Edited at 2008-01-28 07:20 pm (UTC)

(1) Abstaining from creation might not be an option for the one whose ideas authomatically come into existence.
(2) Imperfection of creation is not the sufficient reason for abstaining from creation. (3) I assume Him to be the source of the physical law rather than its slave. More "benign physics" may be logically inconsistent with the existence of objects on which love can be bestowed. What we have is already amazingly, incomprehensibly benign. Still you want more. Would you be given more, you'd still want more.
(4) Omnipotence does not permit five sided triangles. What cannot be done cannot be done.
(5) As you say, you are not all-knowing. Exactly. You do not know what kinds of worlds can be made in self-consistent way in which good and love exist. You do not know on which scale of perfection such worlds are ranked. Yet you (Epicurus) are confident that this is not the best possible world. I respect this position, but I find it weak, just like you find my position weak. At least, I have something to show: our world. It is not good enough for you? Show us better. Imagine this more perfect world, explain how it can be created, prove that you will infinitely love its constituents, and demonstrate that it is indeed better than ours in all possible ways. Then your argument will be complete.

Briefly, my grudge against God is this: if you gave us a moral compass, you should have taken more care to align it with yours, otherwise it makes no sense to many of us. This universe seems quite compatible with a malignant God or with an indifferent one. But my ideas of goodness seem much more generous than those of this particular God.
Do not take me wrong, I do think this world to be a marvel, albeit a terrible one. Is it better than nothing? It certainly is, for me, but I bet there have been countless millions that would have settled for nothing instead. Yes, we have the promise, but I do not trust the party who made it.

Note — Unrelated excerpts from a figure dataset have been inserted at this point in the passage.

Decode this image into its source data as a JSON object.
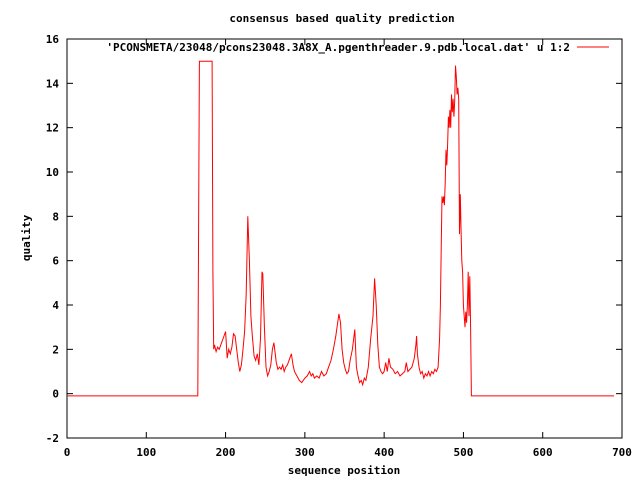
{
  "chart_data": {
    "type": "line",
    "title": "consensus based quality prediction",
    "xlabel": "sequence position",
    "ylabel": "quality",
    "xlim": [
      0,
      700
    ],
    "ylim": [
      -2,
      16
    ],
    "xticks": [
      0,
      100,
      200,
      300,
      400,
      500,
      600,
      700
    ],
    "yticks": [
      -2,
      0,
      2,
      4,
      6,
      8,
      10,
      12,
      14,
      16
    ],
    "grid": false,
    "legend_position": "top-right",
    "series": [
      {
        "name": "'PCONSMETA/23048/pcons23048.3A8X_A.pgenthreader.9.pdb.local.dat' u 1:2",
        "color": "#ff0000",
        "x": [
          1,
          165,
          166,
          167,
          183,
          184,
          185,
          186,
          188,
          190,
          192,
          195,
          198,
          200,
          202,
          204,
          206,
          208,
          210,
          212,
          214,
          216,
          218,
          220,
          222,
          224,
          226,
          228,
          230,
          232,
          234,
          236,
          238,
          240,
          242,
          244,
          246,
          247,
          249,
          251,
          253,
          255,
          257,
          259,
          261,
          264,
          266,
          268,
          270,
          272,
          274,
          276,
          278,
          280,
          283,
          285,
          287,
          290,
          293,
          296,
          300,
          303,
          306,
          308,
          310,
          312,
          315,
          318,
          321,
          324,
          327,
          330,
          333,
          336,
          339,
          343,
          345,
          347,
          349,
          351,
          353,
          355,
          357,
          360,
          363,
          365,
          367,
          369,
          371,
          373,
          375,
          377,
          380,
          383,
          386,
          388,
          390,
          392,
          394,
          396,
          398,
          400,
          402,
          404,
          406,
          408,
          411,
          414,
          417,
          420,
          423,
          426,
          428,
          430,
          435,
          438,
          440,
          441,
          442,
          444,
          446,
          448,
          450,
          452,
          454,
          456,
          458,
          460,
          462,
          464,
          466,
          468,
          470,
          471,
          472,
          473,
          474,
          475,
          476,
          477,
          478,
          479,
          480,
          481,
          482,
          483,
          484,
          485,
          486,
          487,
          488,
          489,
          490,
          491,
          492,
          493,
          494,
          495,
          496,
          497,
          498,
          499,
          500,
          501,
          502,
          503,
          504,
          505,
          506,
          507,
          508,
          509,
          510,
          690
        ],
        "y": [
          -0.1,
          -0.1,
          7.5,
          15,
          15,
          5.5,
          2.0,
          2.2,
          1.9,
          2.1,
          2.0,
          2.3,
          2.6,
          2.8,
          1.6,
          2.0,
          1.8,
          2.1,
          2.7,
          2.6,
          2.0,
          1.4,
          1.0,
          1.3,
          2.0,
          2.8,
          4.5,
          8.0,
          6.0,
          3.5,
          2.5,
          1.7,
          1.5,
          1.8,
          1.3,
          2.5,
          5.5,
          5.4,
          3.0,
          1.2,
          0.8,
          1.0,
          1.3,
          2.0,
          2.3,
          1.4,
          1.1,
          1.2,
          1.1,
          1.3,
          1.0,
          1.2,
          1.3,
          1.5,
          1.8,
          1.3,
          1.0,
          0.8,
          0.6,
          0.5,
          0.7,
          0.8,
          1.0,
          0.8,
          0.9,
          0.7,
          0.8,
          0.7,
          1.0,
          0.8,
          0.9,
          1.2,
          1.5,
          2.0,
          2.6,
          3.6,
          3.2,
          2.0,
          1.4,
          1.1,
          0.9,
          1.0,
          1.5,
          2.0,
          2.9,
          1.2,
          0.8,
          0.5,
          0.6,
          0.4,
          0.7,
          0.6,
          1.2,
          2.5,
          3.5,
          5.2,
          4.0,
          2.2,
          1.2,
          1.0,
          0.9,
          1.0,
          1.4,
          1.0,
          1.6,
          1.2,
          1.1,
          0.9,
          1.0,
          0.8,
          0.9,
          1.0,
          1.4,
          1.0,
          1.2,
          1.6,
          2.2,
          2.6,
          1.8,
          1.2,
          0.9,
          1.0,
          0.7,
          0.9,
          0.8,
          1.0,
          0.8,
          1.0,
          0.9,
          1.1,
          1.0,
          1.2,
          2.5,
          4.0,
          6.5,
          8.9,
          8.6,
          8.9,
          8.5,
          9.5,
          11.0,
          10.3,
          11.2,
          12.5,
          12.0,
          12.8,
          12.0,
          13.5,
          12.7,
          13.3,
          12.5,
          13.2,
          14.8,
          14.3,
          13.5,
          13.8,
          13.3,
          7.2,
          9.0,
          7.5,
          6.0,
          5.5,
          4.0,
          3.5,
          3.0,
          3.7,
          3.2,
          4.0,
          5.5,
          3.5,
          5.3,
          3.0,
          -0.1,
          -0.1
        ]
      }
    ]
  }
}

Your grievance would be understandable if the forbidden fruit of knowledge were stuck into our mouths against our wishes. That was not the case. Our creator wanted best for us and did not give us what you call moral compass. We wanted it, we invented it, we defined our lives around it, we integrated it into our selves, we desired to judge the creation, and every day we want more of it. We were forewarned in no uncertain terms against it. Now, you want this "moral compass" of our own chosing and making to be aligned with our creator's will. Moreover, you want it to make perfect sense. Again, what do you want Him to do? To make sense out of nonsense? That cannot be done. Have it occurred to you that it might be Him who is having difficulty in aligning His will with our insane demands and ridiculous notions, with self-contradictory expectations that no omnipotence can deliver? Those "countless millions that would've settled for nothing" got exactly what they wanted. Before their incomprehensible wish was fulfilled, they were given their last chance to see and want something.